Automated clearinghouses are assembled in regional networks to facilitate the clearing of accounts within and between regions. All automated clearinghouses participate in an interregional network that enables them to exchange electronic payments with others throughout the United States. The Automated Clearing House (ACH) Network is a nationwide batch-oriented electronic funds transfer system governed by the NACHA operating rules. The rules provide for the interbank clearing of electronic payments for participating depository financial institutions. For example, in 2005, more than 2,000 Midwestern financial institutions were serviced by the MidAmerican Payment Exchange, based in Kansas City, Missouri. Western Payment Alliance, located in San Francisco, California, served numerous Western states and was one of the nation's largest clearinghouse organizations. Most clearinghouse associations function as nonprofit organizations. The Electronic Payments Network, which services the New York and New Jersey area, is an exception; it is the nation's only private sector ACH processor.

Representative Offices of Foreign Banks.
A representative office is a facility set up with an agent or officer of the foreign bank who is empowered to act on behalf of the bank. A representative office typically handles only a limited amount of business, serves to maintain contacts and look for new business opportunities. They generally do not process financial transactions or perform similar activities handled by branches or at the main office. As of 2009, there were 64 representative offices of foreign banks in the United States, down from 181 in 2000 and 231 in 1995. The majority of offices are located in New York; other locations include Chicago, Miami, Washington, Los Angeles, and San Francisco.

Safe Deposit Companies.
Safe deposit companies are institutions organized to provide facilities for the systematic safekeeping of securities, contracts, wills, insurance policies, jewelry, and any other valuable documents and property. These organizations exist alone or as a part of a larger institution such as a bank or trust company. A customer leases a box for a fixed period, usually on an annual basis. The customer is then assigned a box that can only be unlocked when two keys are used. One of these keys is given to the individual, and the other is retained by the company. The institution becomes responsible for the safety of the stored goods. The box is kept in a large vault, entry is strictly controlled, and positive identification is required. Safe deposit companies are state-chartered, similar to state banks. Because banks routinely offer safe deposit box rental, freestanding safe deposit companies are not numerous. For example, the State of New York Banking Department supervised just four safe deposit companies in June 2005. In 2009, there were 34 safe deposit companies, generating $54 million in sales, according to D&B.

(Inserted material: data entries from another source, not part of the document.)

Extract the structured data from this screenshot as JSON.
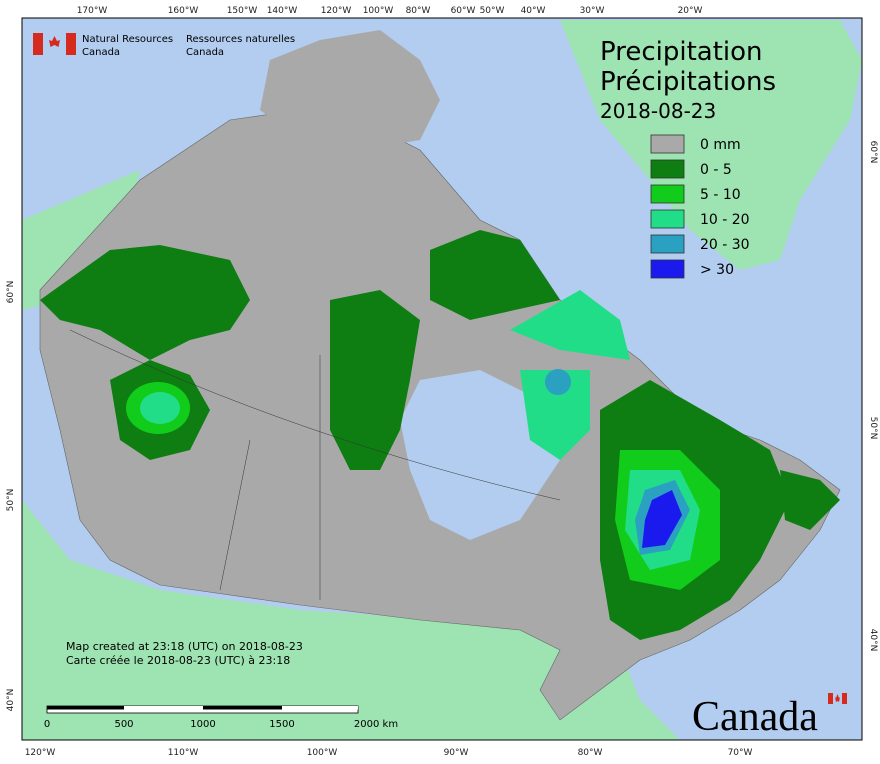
{
  "header": {
    "org_en_1": "Natural Resources",
    "org_en_2": "Canada",
    "org_fr_1": "Ressources naturelles",
    "org_fr_2": "Canada"
  },
  "title": {
    "line1": "Precipitation",
    "line2": "Précipitations",
    "date": "2018-08-23"
  },
  "legend": [
    {
      "label": "0 mm",
      "color": "#a9a9a9"
    },
    {
      "label": "0 - 5",
      "color": "#0e7d12"
    },
    {
      "label": "5 - 10",
      "color": "#11cc1a"
    },
    {
      "label": "10 - 20",
      "color": "#22dd88"
    },
    {
      "label": "20 - 30",
      "color": "#2aa1c0"
    },
    {
      "label": "> 30",
      "color": "#1a1aee"
    }
  ],
  "credits": [
    "Map created at 23:18 (UTC) on 2018-08-23",
    "Carte créée le 2018-08-23 (UTC) à 23:18"
  ],
  "scale_bar": [
    "0",
    "500",
    "1000",
    "1500",
    "2000 km"
  ],
  "graticule": {
    "top": [
      "170°W",
      "160°W",
      "150°W",
      "140°W",
      "120°W",
      "100°W",
      "80°W",
      "60°W",
      "50°W",
      "40°W",
      "30°W",
      "20°W"
    ],
    "bottom": [
      "120°W",
      "110°W",
      "100°W",
      "90°W",
      "80°W",
      "70°W"
    ],
    "left": [
      "60°N",
      "50°N",
      "40°N"
    ],
    "right": [
      "60°N",
      "50°N",
      "40°N"
    ]
  },
  "wordmark": "Canada"
}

Travelers' Check Issuance.
Travelers' checks are international checks that are not drawn on any specific bank, but are payable at virtually all banks worldwide. These checks are guaranteed by well-known institutions, such as international credit card companies like American Express or Visa. These instruments offer a convenient and safe form of currency and can be purchased from most banks for a 1 to 4 percent fee. If travelers' checks are lost or stolen, no loss is likely to be incurred since only the payee could cash them and the counter signature has to be written in the presence of the person cashing them. The owners of travelers' checks are typically reimbursed for their loss, as long as the second signature was not written. The travelers' check industry continued to face challenges in the 2000s because of the increasing global availability of ATMs, which provide travelers with instant cash. In response, in 2005 American Express began offering a prepaid Traveler Cheque Card that could be reloaded with additional funds. The card can be used at any merchant or ATM that accepts American Express. Because the card is not linked to a bank account, the risk of monetary theft and identity are reduced.